Cela s´explique surtout par l´historique des troupes : beaucoup sont encore en phase d´absorption. Enfin, le programme tremblante a eu un impact certain puisque, fin 2001, le premier génotypage fait apparaître 40% de mâles sensibles. Le choix du renouvellement s´est trouvé délicat : il a été convenu d´utiliser une forte majorité de mâles hétérozygotes, sans privilégier à tout prix les résistants homozygotes, trop peu nombreux. Ces derniers progressent : ils représentent 45 % des jeunes vendus en 2005.
Le programme est un succès démographique : l´association compte, début 2006, 34 éleveurs pour 3500 brebis inscrites. Les qualités maternelles et la rusticité sont là.

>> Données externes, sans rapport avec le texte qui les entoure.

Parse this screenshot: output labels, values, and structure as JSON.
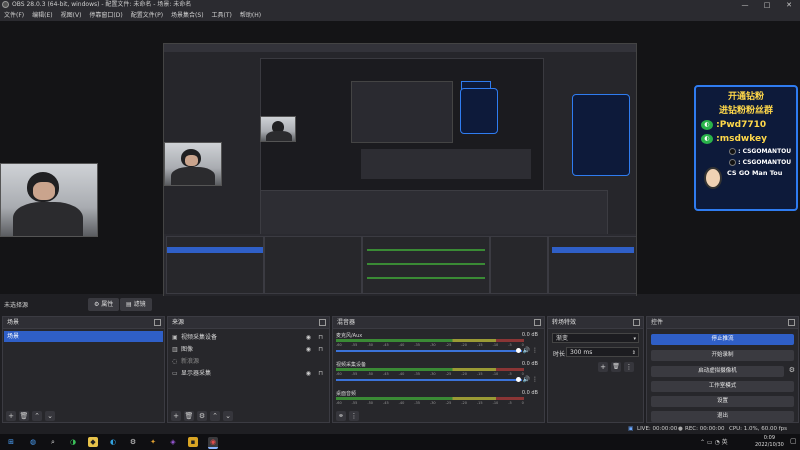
{
  "window": {
    "title": "OBS 28.0.3 (64-bit, windows) - 配置文件: 未命名 - 场景: 未命名",
    "controls": [
      "—",
      "□",
      "✕"
    ]
  },
  "menu": [
    "文件(F)",
    "编辑(E)",
    "视图(V)",
    "停靠窗口(D)",
    "配置文件(P)",
    "场景集合(S)",
    "工具(T)",
    "帮助(H)"
  ],
  "promo": {
    "line1": "开通钻粉",
    "line2": "进钻粉粉丝群",
    "line3": ":Pwd7710",
    "line4": ":msdwkey",
    "line5": ": CSGOMANTOU",
    "line6": ": CSGOMANTOU",
    "line7": "CS GO Man Tou"
  },
  "status_row": {
    "scene_label": "未选择源",
    "properties_button": "属性",
    "filters_button": "滤镜"
  },
  "scenes": {
    "title": "场景",
    "items": [
      "场景"
    ]
  },
  "sources": {
    "title": "来源",
    "items": [
      {
        "name": "视频采集设备",
        "icon": "camera-icon"
      },
      {
        "name": "图像",
        "icon": "image-icon"
      },
      {
        "name": "新浪源",
        "icon": "globe-icon"
      },
      {
        "name": "显示器采集",
        "icon": "monitor-icon"
      }
    ]
  },
  "mixer": {
    "title": "混音器",
    "channels": [
      {
        "name": "麦克风/Aux",
        "db": "0.0 dB"
      },
      {
        "name": "视频采集设备",
        "db": "0.0 dB"
      },
      {
        "name": "桌面音频",
        "db": "0.0 dB"
      }
    ],
    "ticks": [
      "-60",
      "-55",
      "-50",
      "-45",
      "-40",
      "-35",
      "-30",
      "-25",
      "-20",
      "-15",
      "-10",
      "-5",
      "0"
    ]
  },
  "transitions": {
    "title": "转场特效",
    "selected": "渐变",
    "duration_label": "时长",
    "duration_value": "300 ms"
  },
  "controls": {
    "title": "控件",
    "buttons": [
      "停止推流",
      "开始录制",
      "启动虚拟摄像机",
      "工作室模式",
      "设置",
      "退出"
    ]
  },
  "statusbar": {
    "live": "LIVE: 00:00:00",
    "rec": "REC: 00:00:00",
    "cpu": "CPU: 1.0%, 60.00 fps"
  },
  "taskbar": {
    "time": "0:09",
    "date": "2022/10/30"
  },
  "colors": {
    "accent": "#2f5fc7",
    "promo_border": "#2f7cf0",
    "promo_text": "#ffd84a"
  }
}
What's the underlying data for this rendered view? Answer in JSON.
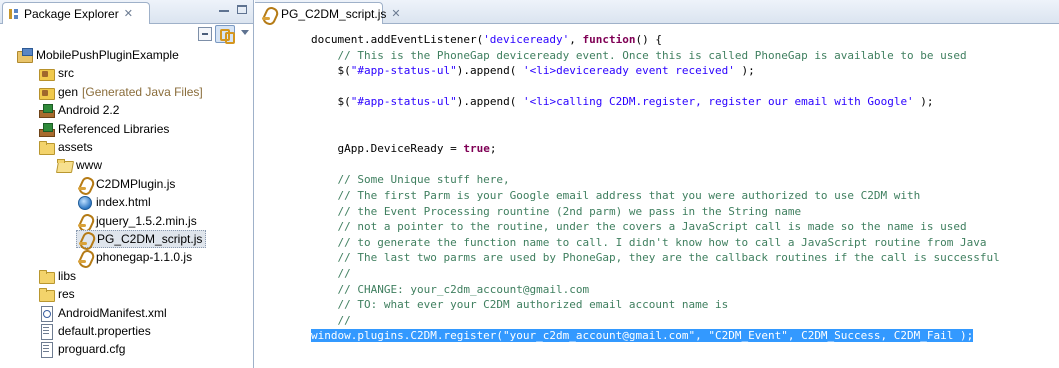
{
  "explorer": {
    "tab_title": "Package Explorer",
    "close_glyph": "✕",
    "tree": [
      {
        "label": "MobilePushPluginExample",
        "icon": "project-icon",
        "decorator": ""
      },
      {
        "label": "src",
        "icon": "srcfolder-icon",
        "decorator": ""
      },
      {
        "label": "gen",
        "icon": "srcfolder-icon",
        "decorator": "[Generated Java Files]"
      },
      {
        "label": "Android 2.2",
        "icon": "library-icon",
        "decorator": ""
      },
      {
        "label": "Referenced Libraries",
        "icon": "library-icon",
        "decorator": ""
      },
      {
        "label": "assets",
        "icon": "folder-icon",
        "decorator": ""
      },
      {
        "label": "www",
        "icon": "folder-open-icon",
        "decorator": ""
      },
      {
        "label": "C2DMPlugin.js",
        "icon": "jsfile-icon",
        "decorator": ""
      },
      {
        "label": "index.html",
        "icon": "htmlfile-icon",
        "decorator": ""
      },
      {
        "label": "jquery_1.5.2.min.js",
        "icon": "jsfile-icon",
        "decorator": ""
      },
      {
        "label": "PG_C2DM_script.js",
        "icon": "jsfile-icon",
        "decorator": ""
      },
      {
        "label": "phonegap-1.1.0.js",
        "icon": "jsfile-icon",
        "decorator": ""
      },
      {
        "label": "libs",
        "icon": "folder-icon",
        "decorator": ""
      },
      {
        "label": "res",
        "icon": "folder-icon",
        "decorator": ""
      },
      {
        "label": "AndroidManifest.xml",
        "icon": "xmlfile-icon",
        "decorator": ""
      },
      {
        "label": "default.properties",
        "icon": "textfile-icon",
        "decorator": ""
      },
      {
        "label": "proguard.cfg",
        "icon": "textfile-icon",
        "decorator": ""
      }
    ],
    "selected_index": 10
  },
  "editor": {
    "tab_title": "PG_C2DM_script.js",
    "close_glyph": "✕",
    "lines": [
      {
        "parts": [
          {
            "t": "document.addEventListener(",
            "c": ""
          },
          {
            "t": "'deviceready'",
            "c": "str"
          },
          {
            "t": ", ",
            "c": ""
          },
          {
            "t": "function",
            "c": "kw"
          },
          {
            "t": "() {",
            "c": ""
          }
        ]
      },
      {
        "parts": [
          {
            "t": "    // This is the PhoneGap deviceready event. Once this is called PhoneGap is available to be used",
            "c": "cmt"
          }
        ]
      },
      {
        "parts": [
          {
            "t": "    $(",
            "c": ""
          },
          {
            "t": "\"#app-status-ul\"",
            "c": "str"
          },
          {
            "t": ").append( ",
            "c": ""
          },
          {
            "t": "'<li>deviceready event received'",
            "c": "str"
          },
          {
            "t": " );",
            "c": ""
          }
        ]
      },
      {
        "parts": [
          {
            "t": "",
            "c": ""
          }
        ]
      },
      {
        "parts": [
          {
            "t": "    $(",
            "c": ""
          },
          {
            "t": "\"#app-status-ul\"",
            "c": "str"
          },
          {
            "t": ").append( ",
            "c": ""
          },
          {
            "t": "'<li>calling C2DM.register, register our email with Google'",
            "c": "str"
          },
          {
            "t": " );",
            "c": ""
          }
        ]
      },
      {
        "parts": [
          {
            "t": "",
            "c": ""
          }
        ]
      },
      {
        "parts": [
          {
            "t": "",
            "c": ""
          }
        ]
      },
      {
        "parts": [
          {
            "t": "    gApp.DeviceReady = ",
            "c": ""
          },
          {
            "t": "true",
            "c": "kw"
          },
          {
            "t": ";",
            "c": ""
          }
        ]
      },
      {
        "parts": [
          {
            "t": "",
            "c": ""
          }
        ]
      },
      {
        "parts": [
          {
            "t": "    // Some Unique stuff here,",
            "c": "cmt"
          }
        ]
      },
      {
        "parts": [
          {
            "t": "    // The first Parm is your Google email address that you were authorized to use C2DM with",
            "c": "cmt"
          }
        ]
      },
      {
        "parts": [
          {
            "t": "    // the Event Processing rountine (2nd parm) we pass in the String name",
            "c": "cmt"
          }
        ]
      },
      {
        "parts": [
          {
            "t": "    // not a pointer to the routine, under the covers a JavaScript call is made so the name is used",
            "c": "cmt"
          }
        ]
      },
      {
        "parts": [
          {
            "t": "    // to generate the function name to call. I didn't know how to call a JavaScript routine from Java",
            "c": "cmt"
          }
        ]
      },
      {
        "parts": [
          {
            "t": "    // The last two parms are used by PhoneGap, they are the callback routines if the call is successful",
            "c": "cmt"
          }
        ]
      },
      {
        "parts": [
          {
            "t": "    //",
            "c": "cmt"
          }
        ]
      },
      {
        "parts": [
          {
            "t": "    // CHANGE: your_c2dm_account@gmail.com",
            "c": "cmt"
          }
        ]
      },
      {
        "parts": [
          {
            "t": "    // TO: what ever your C2DM authorized email account name is",
            "c": "cmt"
          }
        ]
      },
      {
        "parts": [
          {
            "t": "    //",
            "c": "cmt"
          }
        ]
      },
      {
        "parts": [
          {
            "t": "window.plugins.C2DM.register(\"your_c2dm_account@gmail.com\", \"C2DM_Event\", C2DM_Success, C2DM_Fail );",
            "c": "hl"
          }
        ],
        "highlight": true
      }
    ]
  }
}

La croissance et la conformation des agneaux conviennent très bien à la plupart. L´effort à poursuivre porte avant tout sur le maintien de la variabilité génétique et la création de béliers associant phénotype rouge et conformation régulière. Néanmoins, tous ces efforts restent fragiles et dépendent principalement du futur que les politiques voudront bien accorder à l´élevage en contexte méditerranéen.

Pour en savoir plus
 Association des éleveurs de brebis de races Raïole, Caussenarde des garrigues, Rouge du Roussillon - Hubert Germain - Le Barry - 12540 Saint Beaulize
Tél . 05 65 99 32 15.
 Noëlle Tourrier - Mas de Saporta - 34970 Lattès
Tél. 04 67 06 23 64.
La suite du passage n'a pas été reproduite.